Personal information that I collect
When you contact me and as part of our initial assessment, I will ask you for the following information:
- Name, telephone number, email address, address
- Gender, date of birth
- Key relationships, occupation
- Doctor’s name and address, plus any medical conditions you feel may be relevant to undergoing a course of Reiki or that may present in the therapy room, including any prescribed medication
- Emergency contact and relationship to you
- Therapeutic/healing history and current reasons for seeking Reiki
How I will store your information
• Mobile phone
I will store your contact information (name, mobile number, email address and address – item 1 above) and your emergency contact information (item 5 above) on a mobile phone that is reserved for therapy purposes. This allows me to contact you when necessary, but does not allow the information to be shared elsewhere. I use WhatsApp for business on this phone to send messages, so any correspondence between us will be stored there.
All other information collected during the assessment session (items 2-6 above) will be stored electronically on a password-protected laptop that will be kept in a locked filing cabinet in my home or office. This laptop utilises two-part verification for all external purposes (enhanced security measure).
I sometimes make brief notes after sessions. I will store your anonymised session notes in a file (identified only by your initials). This will be kept in a locked filing cabinet in my home or office when not in use.
• Email/text messaging/WhatsApp
Any emails you send me will be saved as a PDF and stored on my laptop, then deleted from my email account.
Any text messages or WhatsApp messages will be stored in my phone until they are deleted by me (usually at the end of our last session together). Electronic correspondence will also be held by whatever method you use to contact me, unless/until you delete it yourself (e.g. by WhatsApp, by your email provider or on your phone).

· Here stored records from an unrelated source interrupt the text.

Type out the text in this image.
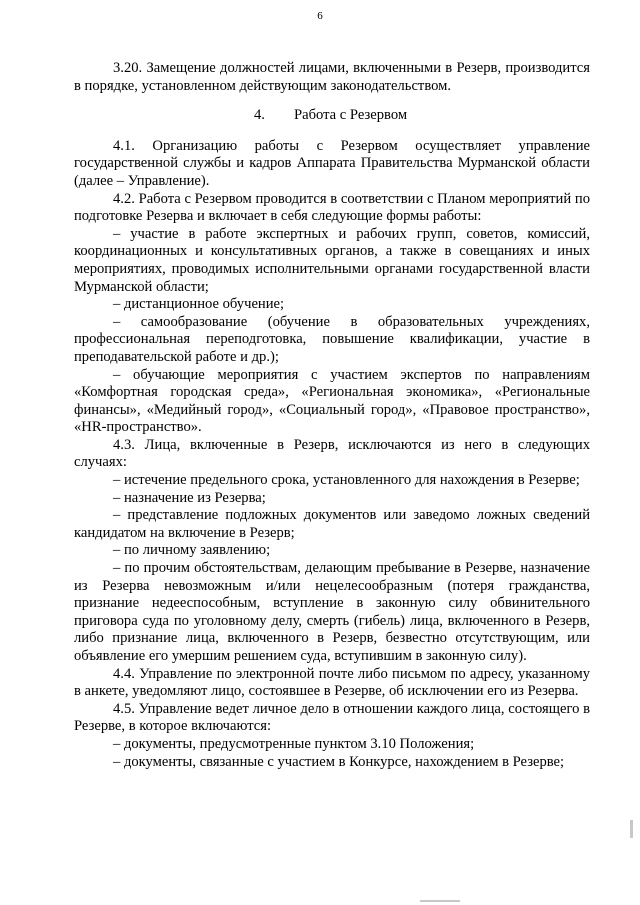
6

3.20. Замещение должностей лицами, включенными в Резерв, производится в порядке, установленном действующим законодательством.

4. Работа с Резервом

4.1. Организацию работы с Резервом осуществляет управление государственной службы и кадров Аппарата Правительства Мурманской области (далее – Управление).

4.2. Работа с Резервом проводится в соответствии с Планом мероприятий по подготовке Резерва и включает в себя следующие формы работы:

– участие в работе экспертных и рабочих групп, советов, комиссий, координационных и консультативных органов, а также в совещаниях и иных мероприятиях, проводимых исполнительными органами государственной власти Мурманской области;

– дистанционное обучение;

– самообразование (обучение в образовательных учреждениях, профессиональная переподготовка, повышение квалификации, участие в преподавательской работе и др.);

– обучающие мероприятия с участием экспертов по направлениям «Комфортная городская среда», «Региональная экономика», «Региональные финансы», «Медийный город», «Социальный город», «Правовое пространство», «HR-пространство».

4.3. Лица, включенные в Резерв, исключаются из него в следующих случаях:

– истечение предельного срока, установленного для нахождения в Резерве;

– назначение из Резерва;

– представление подложных документов или заведомо ложных сведений кандидатом на включение в Резерв;

– по личному заявлению;

– по прочим обстоятельствам, делающим пребывание в Резерве, назначение из Резерва невозможным и/или нецелесообразным (потеря гражданства, признание недееспособным, вступление в законную силу обвинительного приговора суда по уголовному делу, смерть (гибель) лица, включенного в Резерв, либо признание лица, включенного в Резерв, безвестно отсутствующим, или объявление его умершим решением суда, вступившим в законную силу).

4.4. Управление по электронной почте либо письмом по адресу, указанному в анкете, уведомляют лицо, состоявшее в Резерве, об исключении его из Резерва.

4.5. Управление ведет личное дело в отношении каждого лица, состоящего в Резерве, в которое включаются:

– документы, предусмотренные пунктом 3.10 Положения;

– документы, связанные с участием в Конкурсе, нахождением в Резерве;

I use a password-protected account on my computer for my therapy work, separate to my personal account. My email is dedicated to therapy work and only available via this password-protected account. This ensures no overlap between personal and professional use of my electronic devices.
None of your personal information is stored on my website.
How I may share your personal information
• Therapeutic Will
Your name and contact details will be shared with my Therapeutic Executor. This is so that should I die unexpectedly while we are working together, you will be contacted and offered alternative support.
In the event of a physical or mental health emergency, you can either call 1177 or you can contact Mind at [email protected] or on 08–34 70 65. With your consent wherever possible, if I am seriously concerned about you or your health, I may share your contact information with an emergency healthcare service (e.g. the health service on 1177 or Norra Stockholms psykiatri on 08-123 400 00).
If you share with me your intention to cause harm to another person or organisation (e.g. terrorism), I may be legally required to inform an authority without seeking your permission. In such a situation, I may also be required to share your personal information without your knowledge.
How long do I hold your information?
When we have finished working together, I will delete electronic copies of your information and correspondence within one month. I will hold onto your session information (written or electronic) for up to seven years past the end of our working together. This is so that I have a reference of our work in situations such as you returning to counselling in the future. After this time has passed, I will shred or permanently delete the session information.
You have the following rights:
- To know what information I hold about you (outlined on this page).
- To see the information I hold about you (free of charge for the initial request).
- To amend any inaccurate or incomplete personal information I hold about you.
- To withdraw consent to me using your personal information.
- To request that I delete any personal information I hold about you (though I can decline if the information is needed for me to practice lawfully and competently).
You can complain to the ICO if you are unhappy with how I have used your data using this contact information: Information Commissioner’s Office, Wycliffe House, Water Lane, Wilmslow, Cheshire SK9 5AF // +44 (0)303 123 1113.
This document outlines what I have done to ensure the confidentiality of your data and personal information, according to legal requirements. However, it is important to be aware that I do not have control over external software, apps or service providers, including those that you use. As such, it is important that you are happy with the services you use at your end. In addition, there are sometimes rare and unforeseen data breaches over which I have no control, such as hacking incidents.